Sąd I instancji s woje rozstrzygnięcie oparł na ustaleniach faktycznych i rozważaniach prawnych, które przedstawiają się następująco:
Miejski Zakład (...) sp. z o.o. w P. zawarł z (...) na (...) S.A. w W. polisę nr (...) - grupowe ubezpieczenie pracownicze typu P (...). Zgodnie z treścią ubezpieczenia w przypadku śmierci ubezpieczonego przewidziano uprawnionemu świadczenie w kwocie 48.000 zł według kodu (...), zaś w przypadku osierocenia dziecka - 4.000 zł wg kodu (...). Polisa została zawarta na okres: 01 sierpnia 2015 r. - 31 lipca 2016 r.

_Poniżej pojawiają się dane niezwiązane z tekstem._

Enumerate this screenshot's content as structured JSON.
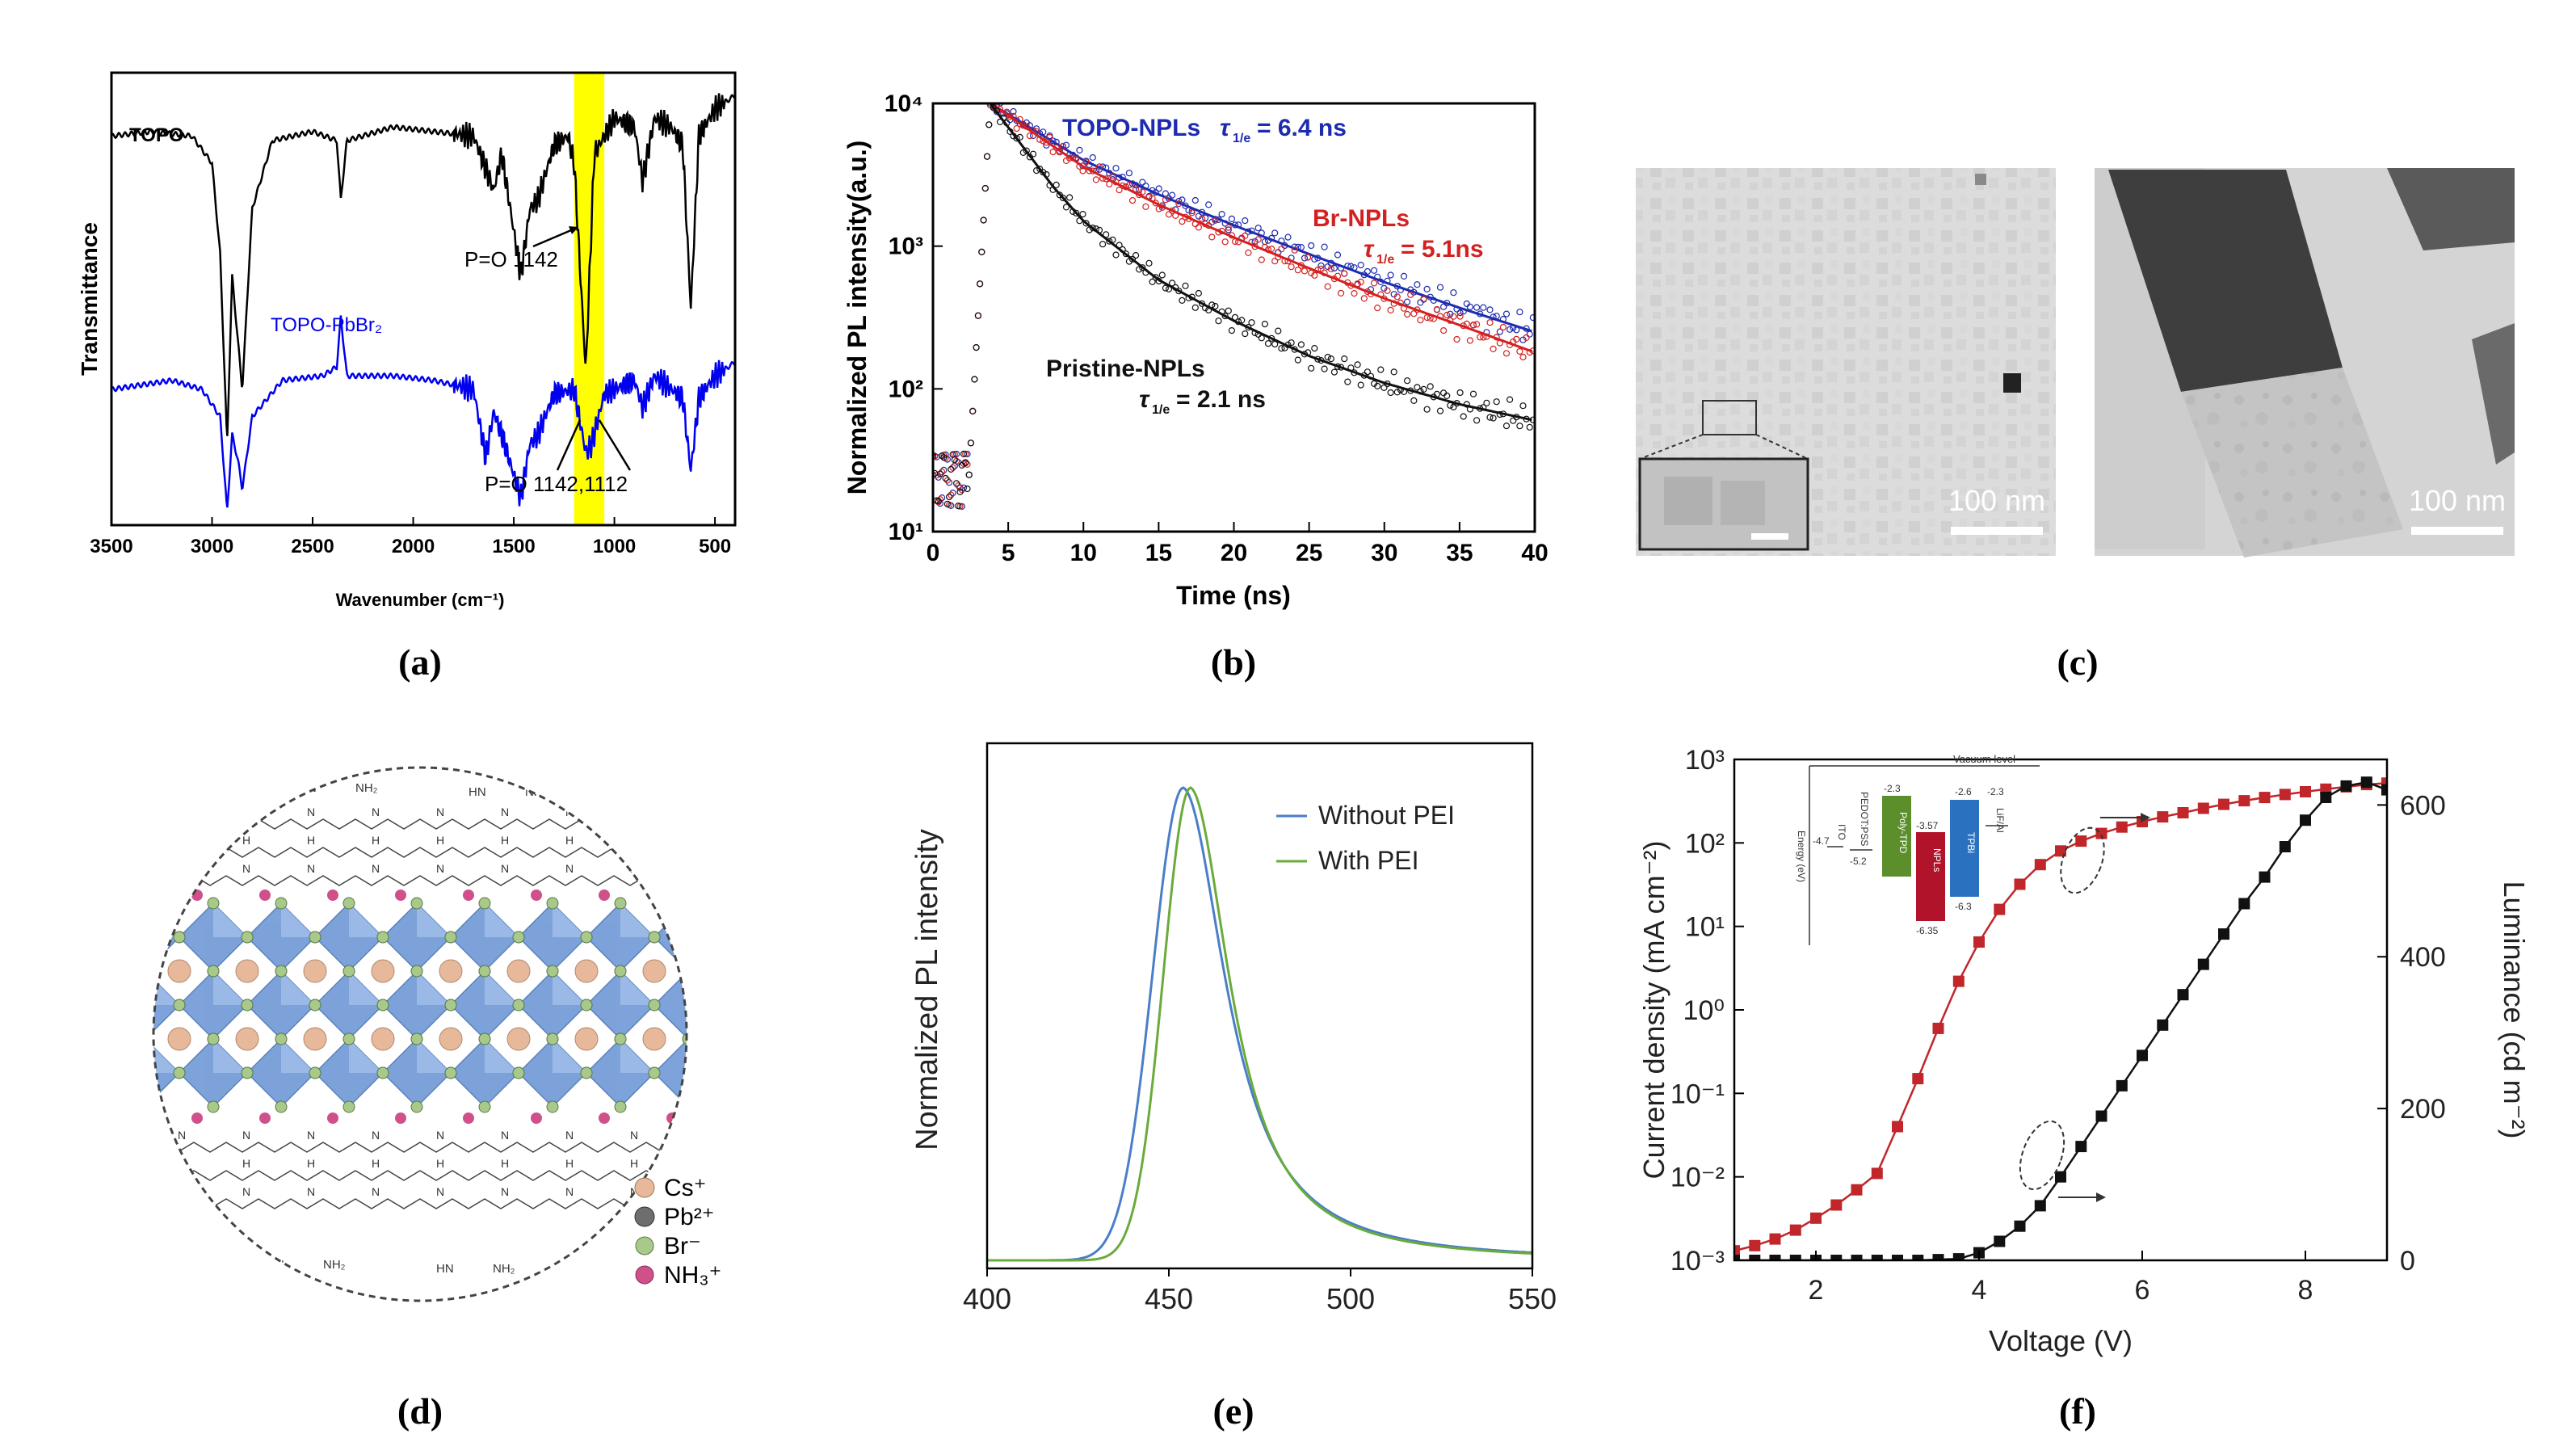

W umowie zastosowanie miały również m. in. ogólne warunki dodatkowego grupowego ubezpieczenia na wypadek osierocenia dziecka (...) - zakres ubezpieczenia obejmował osierocenie dziecka do 18. roku życia, w razie uczęszczania do szkoły - do 25. roku życia, wskutek śmierci ubezpieczonego, zaistniał w okresie odpowiedzialności (...) S.A., przy czym przystąpienie do ubezpieczenia dodatkowego możliwe było wyłącznie jednocześnie z przystąpieniem do ubezpieczenia podstawowego, tak więc zgodnie z § 14 owu ubezpieczyciel nie ponosił odpowiedzialności na wypadek osierocenia dziecka w przypadkach wyłączenia jego odpowiedzialności z tytułu śmierci w ubezpieczeniu podstawowym.
Umowa ubezpieczenia umożliwiała przystąpienie do ubezpieczenia także małżonkom pracowników przy spełnieniu warunków opisanych w § 8 ust. 1 i 3 ogólnych warunków ubezpieczenia.
Powód K. K. jako pracownik (...) Sp. z o.o. był osobą ubezpieczoną w ramach opisanej polisy. B. K. była małżonką K. K.. Wcześniej K. K. był ubezpieczony w ramach pracowniczego ubezpieczenia grupowego w (...) w okresie 01 grudnia 2013 r. - 31 lipca 2015 r. Wraz z nim ubezpieczona była B. K.. Płatnik składki - K. K. wyraził zgodę na potrącanie przez ubezpieczającego pracodawcę składek na ubezpieczenie małżonki.
Ubezpieczyciel dysponuje deklaracją przystąpienia małżonka pracownika do tego ubezpieczenia oraz oświadczeniem o nieprzebywaniu na zwolnieniu lekarskim, w szpitalu, hospicjum, placówce dla przewlekle chorych, nieuznanie za niezdolnego do pracy lub służby orzeczeniem właściwego organu według przepisów o ubezpieczeniu społecznym lub zaopatrzeniu społecznym - opatrzonymi datą 27 lipca 2015 r. oraz podpisem (...).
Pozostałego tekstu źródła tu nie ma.